Scientists study global weather patterns
U.S.-led scientists say the solar cycle, Earth’s stratosphere and oceans work in sync to produce global weather patterns.
The researchers, headed by the U.S. National Center for Atmospheric Research, said their findings will help in predicting the intensity of certain climate phenomena, such as the Indian monsoon and tropical Pacific rainfall, years in advance.
An international team led by the National Center for Atmospheric Research in Boulder, Colo., used more than a century of weather observations and three powerful computer models to tackle one of the more difficult questions in meteorology: if the total energy reaching Earth from the sun varies by only 0.1 percent during the approximately 11-year solar cycle, how can it drive major changes in weather patterns on Earth?
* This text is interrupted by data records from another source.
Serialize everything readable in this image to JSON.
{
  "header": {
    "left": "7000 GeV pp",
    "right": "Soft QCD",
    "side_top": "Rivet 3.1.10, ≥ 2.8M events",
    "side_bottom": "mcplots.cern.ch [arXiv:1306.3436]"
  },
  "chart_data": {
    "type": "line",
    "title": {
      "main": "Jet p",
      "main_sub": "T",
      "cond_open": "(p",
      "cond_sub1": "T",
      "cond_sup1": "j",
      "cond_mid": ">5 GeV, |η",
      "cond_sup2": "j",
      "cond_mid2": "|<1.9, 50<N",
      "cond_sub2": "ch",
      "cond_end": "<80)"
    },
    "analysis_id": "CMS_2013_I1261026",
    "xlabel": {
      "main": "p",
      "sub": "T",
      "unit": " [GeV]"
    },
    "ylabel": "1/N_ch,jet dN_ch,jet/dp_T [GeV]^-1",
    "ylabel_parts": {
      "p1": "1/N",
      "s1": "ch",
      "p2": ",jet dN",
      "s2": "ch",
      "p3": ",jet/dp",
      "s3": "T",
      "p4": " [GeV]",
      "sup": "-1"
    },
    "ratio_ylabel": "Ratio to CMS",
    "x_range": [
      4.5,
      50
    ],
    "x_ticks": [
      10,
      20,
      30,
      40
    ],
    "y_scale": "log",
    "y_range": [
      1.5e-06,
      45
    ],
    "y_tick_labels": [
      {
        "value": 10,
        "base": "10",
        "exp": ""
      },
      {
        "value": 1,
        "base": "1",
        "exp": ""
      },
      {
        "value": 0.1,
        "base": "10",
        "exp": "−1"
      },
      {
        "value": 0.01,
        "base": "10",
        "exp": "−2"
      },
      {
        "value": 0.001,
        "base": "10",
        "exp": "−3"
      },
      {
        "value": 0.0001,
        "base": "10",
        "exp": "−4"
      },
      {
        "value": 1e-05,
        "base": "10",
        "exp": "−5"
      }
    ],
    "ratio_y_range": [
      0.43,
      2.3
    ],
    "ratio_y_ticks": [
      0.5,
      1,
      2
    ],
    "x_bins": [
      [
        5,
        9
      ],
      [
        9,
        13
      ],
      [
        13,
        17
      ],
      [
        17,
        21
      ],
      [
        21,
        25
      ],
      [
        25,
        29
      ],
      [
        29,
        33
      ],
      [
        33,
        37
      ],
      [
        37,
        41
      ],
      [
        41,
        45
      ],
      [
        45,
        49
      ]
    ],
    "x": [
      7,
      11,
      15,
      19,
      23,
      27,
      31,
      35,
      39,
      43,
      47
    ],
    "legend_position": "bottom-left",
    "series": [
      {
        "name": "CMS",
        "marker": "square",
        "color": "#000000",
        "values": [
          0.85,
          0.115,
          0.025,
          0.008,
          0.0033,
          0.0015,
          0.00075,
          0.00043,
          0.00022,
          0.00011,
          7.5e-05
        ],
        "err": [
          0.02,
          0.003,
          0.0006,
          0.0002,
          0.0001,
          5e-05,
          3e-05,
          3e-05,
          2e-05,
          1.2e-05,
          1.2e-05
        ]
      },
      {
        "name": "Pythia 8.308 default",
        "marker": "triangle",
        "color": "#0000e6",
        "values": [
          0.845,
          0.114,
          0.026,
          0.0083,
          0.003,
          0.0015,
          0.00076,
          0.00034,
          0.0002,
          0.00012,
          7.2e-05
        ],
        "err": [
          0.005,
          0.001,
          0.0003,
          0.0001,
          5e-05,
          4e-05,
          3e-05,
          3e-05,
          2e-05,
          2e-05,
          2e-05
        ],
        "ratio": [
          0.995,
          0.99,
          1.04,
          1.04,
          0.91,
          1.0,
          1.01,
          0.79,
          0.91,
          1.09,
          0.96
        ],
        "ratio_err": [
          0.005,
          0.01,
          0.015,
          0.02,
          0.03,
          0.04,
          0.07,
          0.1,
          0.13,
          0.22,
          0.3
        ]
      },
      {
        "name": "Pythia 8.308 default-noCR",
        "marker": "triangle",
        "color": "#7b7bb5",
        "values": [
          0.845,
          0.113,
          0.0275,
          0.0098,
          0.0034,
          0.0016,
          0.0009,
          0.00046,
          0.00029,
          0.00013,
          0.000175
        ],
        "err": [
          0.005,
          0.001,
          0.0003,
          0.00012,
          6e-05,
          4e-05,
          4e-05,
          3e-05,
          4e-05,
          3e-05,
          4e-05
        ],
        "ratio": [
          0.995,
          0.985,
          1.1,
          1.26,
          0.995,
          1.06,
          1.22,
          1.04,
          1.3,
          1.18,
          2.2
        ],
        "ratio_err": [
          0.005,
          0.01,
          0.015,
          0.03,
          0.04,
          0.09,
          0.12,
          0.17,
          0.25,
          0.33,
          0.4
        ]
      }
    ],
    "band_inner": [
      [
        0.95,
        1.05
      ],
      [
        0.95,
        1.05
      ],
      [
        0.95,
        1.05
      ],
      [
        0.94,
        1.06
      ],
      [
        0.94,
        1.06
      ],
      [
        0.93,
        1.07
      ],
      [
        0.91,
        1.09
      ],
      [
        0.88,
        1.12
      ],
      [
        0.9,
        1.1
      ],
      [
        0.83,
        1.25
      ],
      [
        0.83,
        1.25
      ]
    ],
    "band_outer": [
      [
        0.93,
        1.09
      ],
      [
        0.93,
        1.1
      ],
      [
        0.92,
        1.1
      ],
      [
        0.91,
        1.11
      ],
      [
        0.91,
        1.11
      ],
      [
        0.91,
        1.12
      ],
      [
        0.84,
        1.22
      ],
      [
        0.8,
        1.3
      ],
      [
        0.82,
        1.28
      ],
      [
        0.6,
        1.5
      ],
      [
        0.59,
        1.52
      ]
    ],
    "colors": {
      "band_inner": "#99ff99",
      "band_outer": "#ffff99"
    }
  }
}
The answer, the study fond, has to do with the sun’s impact on two seemingly unrelated factors — chemicals in the stratosphere and the Pacific Ocean’s surface temperatures. The interaction, said the scientists, can intensify winds and rainfall, change sea surface temperatures and ultimately influence global weather.
With the help of increased computing power and improved models, as well as observational discoveries, we are uncovering more of how the mechanisms combine to connect solar variability to our weather and climate, Gerald Meehl, a NCAR scientist and the study’s lead author, said.
The research appears in the journal Science.